Gleno, prende vita la nuova sede. Spazi e servizi all’avanguardia

Completato il trasloco degli ospiti, il nuovo Gleno entra pian piano a regime. Nella vecchia struttura, infatti, è rimasta solo la comunità psichiatrica da 4o posti, che si sposterà a maggio, non appena saranno portati a termine le manutenzioni della palazzina di fianco al popo geriatrico.
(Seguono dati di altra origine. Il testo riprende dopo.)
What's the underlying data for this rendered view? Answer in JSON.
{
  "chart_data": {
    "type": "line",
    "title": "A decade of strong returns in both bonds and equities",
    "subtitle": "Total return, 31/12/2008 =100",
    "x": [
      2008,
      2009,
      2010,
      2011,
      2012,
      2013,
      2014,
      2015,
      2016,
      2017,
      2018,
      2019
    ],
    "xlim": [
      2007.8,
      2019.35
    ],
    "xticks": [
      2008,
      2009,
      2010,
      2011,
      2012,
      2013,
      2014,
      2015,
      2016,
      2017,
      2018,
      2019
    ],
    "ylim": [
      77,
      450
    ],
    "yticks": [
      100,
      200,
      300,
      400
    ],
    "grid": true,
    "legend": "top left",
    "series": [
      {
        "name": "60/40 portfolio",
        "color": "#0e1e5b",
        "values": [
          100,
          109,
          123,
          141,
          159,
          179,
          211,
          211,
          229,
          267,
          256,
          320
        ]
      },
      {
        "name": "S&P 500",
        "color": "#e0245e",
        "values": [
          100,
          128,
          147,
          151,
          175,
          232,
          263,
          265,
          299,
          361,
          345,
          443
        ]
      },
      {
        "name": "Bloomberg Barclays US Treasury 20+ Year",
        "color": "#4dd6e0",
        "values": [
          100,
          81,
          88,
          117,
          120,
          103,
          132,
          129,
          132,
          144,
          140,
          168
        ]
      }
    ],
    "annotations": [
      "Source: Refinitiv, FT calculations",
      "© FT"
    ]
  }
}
Nei tre piani dell’edificio principale, invece, con i suoi 360 posti letti, giorno dopo giorno prende forma un servizio nuovo anche nelle modalità organizzative.

il-giorno-9-novembre-2014-gleno«Non è solo una questione strutturale, che pure è importante» ha rimarcato ieri mattina Fabrizio Lazzarini, il direttore generale della Fondazione Carisma – Casa da ricovero Santa Maria Ausiliatrice onlus – nell’accompagnare il sindaco Giorgio Gori, l’assessore alla Coesione sociale Maria Carla Marchesi e l’onorevole Elena Carnevali in una visita guidata.

L’invetsimento complessivo da 50 milioni di euro ha portato spazi moderni e totalmente ripensati: il grande atrio è diventato un luogo di ritrovo, una sorta di piazza centrale su cui affaccia l’auditorium trasformabile in sala da ballo o per le tombolate, il bar e il ristorante, per il personale e per i parenti degli ospiti, dove è possibile organizzare anche feste. Nei reparti, più piccoli, sono aumentati gli spazi per la socialità: su ciascun piano ci sono zone giorno, con sale da pranzo, zone notte e salottini, piccole palestre per la fisioterapia, la beauty room per il bagno assistito, camere doppie e singole, secondo le necessità.

«Colpisce la differenza tra prima e dopo – ha detto l’onorevole Carnevali -: cambiare l’organizzazione strutturale significa anche aumentare la qualità del servizio, per gli ospiti e per il personale»-

La chiesa, su cui proseguono i lavori, sarà collegata con un ponte interno. Al primo piano dell’edificio ci saranno servizi anche per gli esterni: il centro prelievo, gli ambulatori con la radiologia, il centro per la fisioterapia.

«Ci attestiamo sulle 7.700 prestazioni» ha spiegato Lazzarini, confermando che tutti i lavori, interni ed esterni – con il giardino completamente ridisegnato – saranno terminati entro maggio, quando appunto traslocherà anche la comunità psichiatrica.

A giugno, come da programmi, la demolizione del vecchio Gleno. Dove, per qualche mese, potrebbero trovare ospitalità sessanta profughi. «Noi abbiamo dato questa disponibilità alla prefettura – ha ribadito Lazzarini -. L’edificio è ancora in parte attrezzato e può accoglierli senza problemi».

Ipotesi che trova d’accordo il sindaco: «È una soluzione delimitata nel tempo, con la garanzia che ad occuparsene è la Caritas con un progetto di accoglienza e assistenza – ha rimarcato Giorgio Gori -. Noi abbiamo dato un’ulteriore assicurazione sull’aumento della vigilanza da parte della polizia locale. C’è un’emergenza vera, la città deve fare la sua parte e questa è l’ipotesi che fornisce le migliori condizioni possibili».

Quanto ai tempi, toccherà alla prefettura dare avvio al progetto.